The reason I downloaded the entire page, to my computer, was because I knew once they figured out how bad this blog made them look, they would take it down, and sure enough they did.
The entire blog is how this DNC chick, went to the Denver Democrat National Convention in 2008, and got sick. She asked where to go, and they sent her first to a publicly funded gov-care clinic. The service was horrific. It was dirty, stuffy and hot, and she waited hours, and was never seen by anyone.
She got fed up, and left. She went to a pay-for-service private clinic, and was seen in minutes. The place was clean. Service was fantastic.
Of course this Idiotocrat, blamed Republicans somehow, because it was their fault that gov-care sucked, and private care was amazing.
Nevertheless, her experience has been identical to my own experience, and the experience of everyone I've met, and the experience of people who actually work for gov-care clinics.
At some point, it's no longer anecdotal, when EVERYONE has the same experience, even people who support the policies I'm against... are having the same experience.
Just for giggles. I don't live in New York, and never have. I punched in New York wait times.
Top two longest wait times.... Woodhull Medical (government owned and operated), and Kings County Hospital (government owned and operated).

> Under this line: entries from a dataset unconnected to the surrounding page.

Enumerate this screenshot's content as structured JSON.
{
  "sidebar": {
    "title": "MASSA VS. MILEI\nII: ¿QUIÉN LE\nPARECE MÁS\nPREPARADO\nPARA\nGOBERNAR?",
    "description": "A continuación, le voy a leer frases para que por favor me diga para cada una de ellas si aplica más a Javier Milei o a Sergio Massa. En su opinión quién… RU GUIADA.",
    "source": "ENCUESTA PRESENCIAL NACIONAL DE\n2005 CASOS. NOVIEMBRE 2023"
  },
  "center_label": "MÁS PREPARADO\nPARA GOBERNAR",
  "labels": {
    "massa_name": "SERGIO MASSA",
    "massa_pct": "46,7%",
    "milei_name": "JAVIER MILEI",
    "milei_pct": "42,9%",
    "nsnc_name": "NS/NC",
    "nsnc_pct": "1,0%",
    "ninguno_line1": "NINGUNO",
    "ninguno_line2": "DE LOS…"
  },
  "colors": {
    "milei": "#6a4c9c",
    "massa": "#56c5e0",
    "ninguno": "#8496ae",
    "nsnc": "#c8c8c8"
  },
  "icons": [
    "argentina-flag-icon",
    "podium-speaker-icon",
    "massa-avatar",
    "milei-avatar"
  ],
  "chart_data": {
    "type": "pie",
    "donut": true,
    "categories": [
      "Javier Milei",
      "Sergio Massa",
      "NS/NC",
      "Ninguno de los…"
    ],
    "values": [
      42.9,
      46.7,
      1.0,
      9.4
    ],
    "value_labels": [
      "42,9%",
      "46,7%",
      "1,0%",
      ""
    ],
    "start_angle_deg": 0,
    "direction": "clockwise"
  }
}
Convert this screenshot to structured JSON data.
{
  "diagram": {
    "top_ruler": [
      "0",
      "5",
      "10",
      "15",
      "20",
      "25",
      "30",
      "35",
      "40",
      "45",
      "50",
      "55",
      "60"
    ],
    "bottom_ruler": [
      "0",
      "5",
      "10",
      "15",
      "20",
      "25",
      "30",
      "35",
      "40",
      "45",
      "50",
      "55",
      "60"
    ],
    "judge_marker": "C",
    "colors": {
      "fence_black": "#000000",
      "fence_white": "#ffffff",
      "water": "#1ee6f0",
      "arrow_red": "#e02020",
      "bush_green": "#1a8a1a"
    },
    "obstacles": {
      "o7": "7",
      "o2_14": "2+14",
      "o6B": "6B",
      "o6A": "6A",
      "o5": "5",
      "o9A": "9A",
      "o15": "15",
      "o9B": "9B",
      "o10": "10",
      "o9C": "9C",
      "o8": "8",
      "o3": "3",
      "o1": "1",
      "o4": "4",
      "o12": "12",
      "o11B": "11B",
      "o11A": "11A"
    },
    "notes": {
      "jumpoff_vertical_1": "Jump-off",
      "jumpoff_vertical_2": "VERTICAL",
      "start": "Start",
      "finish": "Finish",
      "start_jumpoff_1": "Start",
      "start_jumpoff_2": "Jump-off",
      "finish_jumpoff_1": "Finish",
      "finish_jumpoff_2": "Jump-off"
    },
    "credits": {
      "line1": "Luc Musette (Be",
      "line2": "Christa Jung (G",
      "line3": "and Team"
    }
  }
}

The third one, was a privately owned hospital of some sort, and I didn't check to see where their funding comes from, to see if they are government funded or not.
I didn't because, already my point is made. Right there it is. National average 24 minutes. New York State average, 27 Minutes. Two longest wait times, at two government hospitals, 120 minutes.
As far as I'm concerned, I've given enough evidence to make my case. You on the other hand, have not.
That survey you posted, did not distinguish between government funded clinics hospitals and doctors. So when you include slow crappy gov-care, with snappy private care clinics, the survey is meaningless.
It does not show that capitalist based care is the same as, or worse than socialized care, because you are including socialized care wait times, in that survey. Thus the survey is completely useless.